Posts: 6,742   +5,189
Having tried to us VS Code, IMO, M$ just released it as a tease to get developers to use VS Pro. From my personal experience, there is so much configuration that needs to be done that it would have wasted probably a day of my time as a professional developer just to get up and running with VS Code. With VS Pro, it is basically install and you're ready-to-go.

I was hoping to get around a limitation of VS Pro in that I wanted to run XSL in debug with something other than M$ default XSL engine which only supports XSL 1.0 instead of 3.0. But, NO, M$ seems to be pushing C# or something else instead - even though, IMO, XSL can be substantially easier to implement and maintain.

IMO, VS Code is a joke.
 

Dimitriid

Posts: 1,334   +2,608
Took a look as I'd like a quicker way to do T-SQL instead of having to just open SSMS but the official (And most of the third party) T-SQL plugins seem to be available only for the client and not the web version.

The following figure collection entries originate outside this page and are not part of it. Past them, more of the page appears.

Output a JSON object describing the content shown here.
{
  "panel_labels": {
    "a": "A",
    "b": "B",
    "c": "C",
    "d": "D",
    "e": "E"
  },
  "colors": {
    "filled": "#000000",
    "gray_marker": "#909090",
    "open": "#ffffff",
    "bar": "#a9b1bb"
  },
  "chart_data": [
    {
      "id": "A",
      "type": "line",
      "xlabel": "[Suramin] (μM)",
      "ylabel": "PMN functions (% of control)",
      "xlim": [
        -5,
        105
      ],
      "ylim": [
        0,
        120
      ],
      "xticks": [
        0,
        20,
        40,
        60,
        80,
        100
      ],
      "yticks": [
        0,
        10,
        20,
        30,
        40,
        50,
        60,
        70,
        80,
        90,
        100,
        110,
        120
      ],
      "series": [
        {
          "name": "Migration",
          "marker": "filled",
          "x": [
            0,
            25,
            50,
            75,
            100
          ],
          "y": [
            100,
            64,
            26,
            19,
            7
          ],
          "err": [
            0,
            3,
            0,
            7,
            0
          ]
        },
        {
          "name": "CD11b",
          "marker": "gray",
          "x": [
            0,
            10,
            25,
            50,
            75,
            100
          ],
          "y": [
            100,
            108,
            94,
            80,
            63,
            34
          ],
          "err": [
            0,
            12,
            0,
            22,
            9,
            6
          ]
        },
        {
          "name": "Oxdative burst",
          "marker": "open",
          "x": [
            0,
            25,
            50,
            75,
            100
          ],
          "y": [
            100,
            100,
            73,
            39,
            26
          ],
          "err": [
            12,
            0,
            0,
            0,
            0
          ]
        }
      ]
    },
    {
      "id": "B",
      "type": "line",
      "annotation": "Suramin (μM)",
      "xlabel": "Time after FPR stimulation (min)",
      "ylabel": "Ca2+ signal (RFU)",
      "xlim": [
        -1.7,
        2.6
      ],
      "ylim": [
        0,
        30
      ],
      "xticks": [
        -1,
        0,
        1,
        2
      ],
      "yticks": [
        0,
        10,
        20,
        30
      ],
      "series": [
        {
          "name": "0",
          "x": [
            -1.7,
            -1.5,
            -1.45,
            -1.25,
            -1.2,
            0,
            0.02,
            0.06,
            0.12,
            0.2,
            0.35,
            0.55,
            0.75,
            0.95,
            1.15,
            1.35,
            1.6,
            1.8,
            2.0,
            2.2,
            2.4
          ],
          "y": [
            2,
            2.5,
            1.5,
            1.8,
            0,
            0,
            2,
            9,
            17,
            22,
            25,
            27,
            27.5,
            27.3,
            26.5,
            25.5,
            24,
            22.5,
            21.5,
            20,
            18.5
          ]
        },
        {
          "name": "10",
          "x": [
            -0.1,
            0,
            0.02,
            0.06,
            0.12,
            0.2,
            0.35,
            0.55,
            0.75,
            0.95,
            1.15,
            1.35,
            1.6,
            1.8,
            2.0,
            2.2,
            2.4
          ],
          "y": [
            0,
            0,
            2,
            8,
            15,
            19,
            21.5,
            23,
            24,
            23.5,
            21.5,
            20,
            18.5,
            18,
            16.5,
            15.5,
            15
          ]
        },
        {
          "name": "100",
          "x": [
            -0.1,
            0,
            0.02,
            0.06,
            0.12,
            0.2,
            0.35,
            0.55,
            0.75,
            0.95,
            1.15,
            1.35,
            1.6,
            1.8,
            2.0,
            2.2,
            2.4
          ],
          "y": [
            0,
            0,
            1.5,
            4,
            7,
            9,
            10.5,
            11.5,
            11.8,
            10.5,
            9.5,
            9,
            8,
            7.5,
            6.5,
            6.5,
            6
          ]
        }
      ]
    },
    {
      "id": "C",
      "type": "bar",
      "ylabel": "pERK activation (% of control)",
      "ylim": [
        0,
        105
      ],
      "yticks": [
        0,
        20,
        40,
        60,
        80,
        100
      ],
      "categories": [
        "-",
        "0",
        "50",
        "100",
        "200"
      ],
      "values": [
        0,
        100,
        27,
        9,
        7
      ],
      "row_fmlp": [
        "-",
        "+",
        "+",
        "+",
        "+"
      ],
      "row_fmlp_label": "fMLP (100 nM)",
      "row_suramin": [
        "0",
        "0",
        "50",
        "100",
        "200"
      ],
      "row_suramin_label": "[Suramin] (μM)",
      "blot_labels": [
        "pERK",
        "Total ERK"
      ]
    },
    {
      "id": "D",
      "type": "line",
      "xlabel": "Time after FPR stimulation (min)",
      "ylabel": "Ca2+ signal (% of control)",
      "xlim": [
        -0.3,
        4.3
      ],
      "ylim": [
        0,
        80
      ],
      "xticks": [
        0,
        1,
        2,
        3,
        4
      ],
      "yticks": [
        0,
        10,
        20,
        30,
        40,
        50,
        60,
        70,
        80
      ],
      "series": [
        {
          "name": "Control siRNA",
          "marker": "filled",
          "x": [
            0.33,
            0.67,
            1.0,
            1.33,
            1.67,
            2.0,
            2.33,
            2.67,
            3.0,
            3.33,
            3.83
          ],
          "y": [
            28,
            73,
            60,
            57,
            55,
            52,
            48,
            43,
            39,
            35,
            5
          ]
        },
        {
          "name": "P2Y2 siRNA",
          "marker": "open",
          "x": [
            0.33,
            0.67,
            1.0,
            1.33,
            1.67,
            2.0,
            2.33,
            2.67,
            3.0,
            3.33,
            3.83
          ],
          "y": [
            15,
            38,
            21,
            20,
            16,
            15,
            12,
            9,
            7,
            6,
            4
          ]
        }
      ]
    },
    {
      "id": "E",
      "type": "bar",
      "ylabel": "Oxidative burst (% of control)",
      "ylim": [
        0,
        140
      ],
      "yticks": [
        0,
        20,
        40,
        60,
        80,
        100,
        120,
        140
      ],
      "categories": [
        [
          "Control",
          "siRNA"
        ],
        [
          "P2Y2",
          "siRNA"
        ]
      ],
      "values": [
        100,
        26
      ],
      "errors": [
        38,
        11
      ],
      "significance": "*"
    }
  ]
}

Still I'll try the exe version for now to see if I like it and if they actually give more plugins support for web based in the near future.

EDIT: I have to agree with @wiyosaya above so far: Even a simple connection to a bog standard, Microsoft SQL server using AD authentication cannot be done without me having to figure out why it just errors out: Microsoft's sh!t doesn't even work with other Microsoft sh!t using Microsoft sh!t to authenticate.